Ce mois-ci, Stéphane Juguet, anthropologue, directeur de l’Agence What Time Is I.T.  spécialiste des réflexions prospectives et des services innovants.

Quelles sont les principales caractéristiques d’un territoire résilient de votre point de vue d’anthropologue ?

Imaginons un choc qui survient dans un territoire et que personne n’avait vu venir. Confronté à un état non désiré, ce territoire est obligé de trouver des ressorts pour rebondir. La résilience ne consiste pas tant à trouver une issue pour s’extraire de cet état qu’à inventer un modèle de développement adossé à un modèle de société. Prenons l’exemple de la ville de Grande-Synthe dans le Nord. Le territoire traverse aujourd’hui une crise systémique, qui conjugue crise écologique liée à la montée des eaux, crise migratoire dans une zone de transit des migrants, crise industrielle avec Arcelor Mittal menacée de délocalisation ou encore crise sociale liée à une pénurie d’emploi et à une population dont un tiers vit en dessous du seuil de pauvreté. Autrefois prospère, le territoire se trouve aujourd’hui dos au mur et n’a d’autre choix que de se réinventer. Sa capacité de rebond doit aller bien au-delà d’un simple exercice technique ou d’une mise en place de nouveaux leviers économiques. Le territoire doit rebondir dans toute sa complexité systémique en intégrant chacun des éléments et leurs interactions mutuelles. Mais cela demande beaucoup d’énergie et pour la trouver, il est nécessaire d’impliquer la population et d’embarquer le plus grand nombre. C’est d’autant plus difficile dans ces territoires très atteints par la crise que le stress incite à se rétracter. La population s’enferme dans l’individualisme et essaie de sauver sa peau ce qui entrave mécaniquement sa capacité de rebond alors qu’à l’inverse, la logique de solidarité favorise la sortie de crise. Ainsi, un territoire résilient c’est celui qui parvient à la fois développer une vision systémique des solutions, à sortir des routines et qui retrouve le sens du collectif pour faire émerger une intelligence collaborative.

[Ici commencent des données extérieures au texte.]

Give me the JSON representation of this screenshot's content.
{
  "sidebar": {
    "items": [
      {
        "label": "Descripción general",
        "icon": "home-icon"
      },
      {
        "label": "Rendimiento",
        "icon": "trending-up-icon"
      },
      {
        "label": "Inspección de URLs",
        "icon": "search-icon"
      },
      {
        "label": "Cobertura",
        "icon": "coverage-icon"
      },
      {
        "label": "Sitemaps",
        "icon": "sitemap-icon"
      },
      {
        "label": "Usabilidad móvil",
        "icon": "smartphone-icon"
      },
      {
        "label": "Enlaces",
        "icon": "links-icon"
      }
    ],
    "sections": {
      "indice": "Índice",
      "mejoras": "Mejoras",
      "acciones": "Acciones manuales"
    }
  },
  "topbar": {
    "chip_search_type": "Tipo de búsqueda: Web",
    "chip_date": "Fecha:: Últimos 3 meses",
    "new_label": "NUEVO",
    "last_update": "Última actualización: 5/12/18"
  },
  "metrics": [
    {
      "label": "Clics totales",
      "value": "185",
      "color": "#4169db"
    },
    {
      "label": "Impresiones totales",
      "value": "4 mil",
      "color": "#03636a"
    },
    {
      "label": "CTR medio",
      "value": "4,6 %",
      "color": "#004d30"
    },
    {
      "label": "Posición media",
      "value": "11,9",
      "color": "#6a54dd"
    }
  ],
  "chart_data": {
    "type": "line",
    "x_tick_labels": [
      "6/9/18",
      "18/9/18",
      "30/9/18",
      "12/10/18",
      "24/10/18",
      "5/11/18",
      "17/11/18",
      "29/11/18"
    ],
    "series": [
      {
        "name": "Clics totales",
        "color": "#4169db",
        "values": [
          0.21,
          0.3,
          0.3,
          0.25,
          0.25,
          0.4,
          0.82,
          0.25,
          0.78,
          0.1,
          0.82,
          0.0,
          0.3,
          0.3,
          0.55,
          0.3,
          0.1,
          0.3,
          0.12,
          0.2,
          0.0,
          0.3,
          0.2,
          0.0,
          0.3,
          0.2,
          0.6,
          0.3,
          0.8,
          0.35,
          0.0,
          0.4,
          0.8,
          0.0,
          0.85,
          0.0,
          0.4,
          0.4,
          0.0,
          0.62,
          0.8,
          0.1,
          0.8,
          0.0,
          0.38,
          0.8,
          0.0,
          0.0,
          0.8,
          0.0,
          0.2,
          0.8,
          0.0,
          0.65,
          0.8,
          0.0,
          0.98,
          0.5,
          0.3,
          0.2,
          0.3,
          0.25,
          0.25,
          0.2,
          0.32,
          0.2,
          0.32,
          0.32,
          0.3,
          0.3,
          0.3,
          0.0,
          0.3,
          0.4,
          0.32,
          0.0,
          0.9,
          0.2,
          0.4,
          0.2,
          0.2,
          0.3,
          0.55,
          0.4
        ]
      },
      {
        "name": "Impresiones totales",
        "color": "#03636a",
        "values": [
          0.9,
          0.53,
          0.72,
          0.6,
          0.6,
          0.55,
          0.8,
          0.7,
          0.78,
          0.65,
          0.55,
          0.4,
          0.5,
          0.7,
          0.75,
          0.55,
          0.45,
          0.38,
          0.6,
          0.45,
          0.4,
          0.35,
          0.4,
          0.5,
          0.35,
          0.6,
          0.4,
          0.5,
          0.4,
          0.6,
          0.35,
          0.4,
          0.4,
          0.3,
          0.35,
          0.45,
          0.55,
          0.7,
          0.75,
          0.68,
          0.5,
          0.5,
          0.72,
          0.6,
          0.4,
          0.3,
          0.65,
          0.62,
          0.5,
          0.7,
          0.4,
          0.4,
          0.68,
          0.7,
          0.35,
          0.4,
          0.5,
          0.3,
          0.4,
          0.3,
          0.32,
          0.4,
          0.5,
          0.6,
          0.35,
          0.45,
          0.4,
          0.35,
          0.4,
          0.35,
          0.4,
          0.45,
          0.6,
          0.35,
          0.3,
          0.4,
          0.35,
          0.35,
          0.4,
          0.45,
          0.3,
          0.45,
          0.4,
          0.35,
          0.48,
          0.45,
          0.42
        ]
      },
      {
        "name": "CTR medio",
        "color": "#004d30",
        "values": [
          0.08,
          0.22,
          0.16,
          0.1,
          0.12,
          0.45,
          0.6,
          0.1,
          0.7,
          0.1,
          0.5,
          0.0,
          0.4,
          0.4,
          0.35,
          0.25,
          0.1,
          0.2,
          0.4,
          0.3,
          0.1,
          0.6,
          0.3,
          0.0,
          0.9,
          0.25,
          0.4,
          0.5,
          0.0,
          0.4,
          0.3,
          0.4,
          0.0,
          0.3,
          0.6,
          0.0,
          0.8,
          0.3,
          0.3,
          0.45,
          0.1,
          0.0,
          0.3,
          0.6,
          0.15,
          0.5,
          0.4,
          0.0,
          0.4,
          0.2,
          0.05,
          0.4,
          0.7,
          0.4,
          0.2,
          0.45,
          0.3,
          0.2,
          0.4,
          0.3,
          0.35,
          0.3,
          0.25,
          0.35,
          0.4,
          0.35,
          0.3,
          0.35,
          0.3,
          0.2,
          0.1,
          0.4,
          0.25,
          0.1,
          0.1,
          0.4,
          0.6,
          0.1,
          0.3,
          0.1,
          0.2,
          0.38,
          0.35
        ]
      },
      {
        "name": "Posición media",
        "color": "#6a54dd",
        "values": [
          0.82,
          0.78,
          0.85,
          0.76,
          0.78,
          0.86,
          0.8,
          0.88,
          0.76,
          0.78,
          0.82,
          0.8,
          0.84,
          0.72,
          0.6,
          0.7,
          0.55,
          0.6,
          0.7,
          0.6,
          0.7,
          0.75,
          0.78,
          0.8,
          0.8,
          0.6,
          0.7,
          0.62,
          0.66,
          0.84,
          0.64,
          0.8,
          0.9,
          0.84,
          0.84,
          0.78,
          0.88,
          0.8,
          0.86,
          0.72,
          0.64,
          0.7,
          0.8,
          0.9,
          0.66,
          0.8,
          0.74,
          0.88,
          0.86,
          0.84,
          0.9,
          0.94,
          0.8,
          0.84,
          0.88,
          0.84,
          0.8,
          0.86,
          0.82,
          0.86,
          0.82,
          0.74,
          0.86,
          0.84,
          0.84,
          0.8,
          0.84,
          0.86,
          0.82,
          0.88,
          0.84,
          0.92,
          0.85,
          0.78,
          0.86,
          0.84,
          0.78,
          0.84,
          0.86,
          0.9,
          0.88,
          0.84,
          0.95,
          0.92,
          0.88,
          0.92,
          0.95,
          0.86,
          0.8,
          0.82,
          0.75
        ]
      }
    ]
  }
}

Quelles sont les difficultés de mise en œuvre de la résilience ?

Une des difficultés est que les méthodes et les solutions qui marchaient autrefois ne fonctionnent plus. La chaîne de procédures qui a été pensée en situation stable n’est plus efficiente dans l’instabilité chronique et écosystémique que nous connaissons. L’accélération des événements associée à cette instabilité structurelle favorise les situations pathologiques ou catastrophiques. Les systèmes d’aide ne marchent plus, les décisions politiques sont incompréhensibles, les solutions économiques mal redistribuées. En situation de crise violente, lorsque tous les systèmes qui permettaient à la société de tenir ne fonctionnent plus, il n’y a d’autre choix que d’en appeler à l’autonomisation des personnes et aux logiques de solidarité. Mais ce n’est pas toujours simple pour des populations habituées à être sous perfusion. Comment développer une capacité de réinvention dans un espace-temps court alors qu’un modèle de référence est en train de s’éteindre ? Considérons l’idée que la résilience n’est pas un airbag mais un muscle qui s’entraine comme le cerveau. Ce n’est pas un élément qui protège, c’est un élément qui dynamise et peut aider un territoire à s’extraire d’une situation pour tendre vers une autre. Il s’agit de développer une nouvelle gymnastique pour nous permettre de rebondir. Mais pour accepter d’aller vers un ailleurs incertain, encore faut-il faire le deuil d’une situation qui a été source de sécurité.
Autre difficulté, nous sommes dans une tyrannie de l’urgence, il faut des solutions qui vont vite. Cette obligation crée l’affolement et vient à nouveau contrer l’appropriation et l’autonomisation des solutions. Car autant la catastrophe est subite, autant la résilience demande du temps et suppose de laisser advenir les solutions, sans quoi les réponses restent conjoncturelles et les effets de courte durée. On l’a vu lors de crises sanitaires ou alimentaires en Afrique. Apporter une aide immédiate en livrant des sacs de riz revient à maintenir les populations dans une situation de dépendance au lieu de les encourager à développer leurs compétences intrinsèques et leur autonomisation.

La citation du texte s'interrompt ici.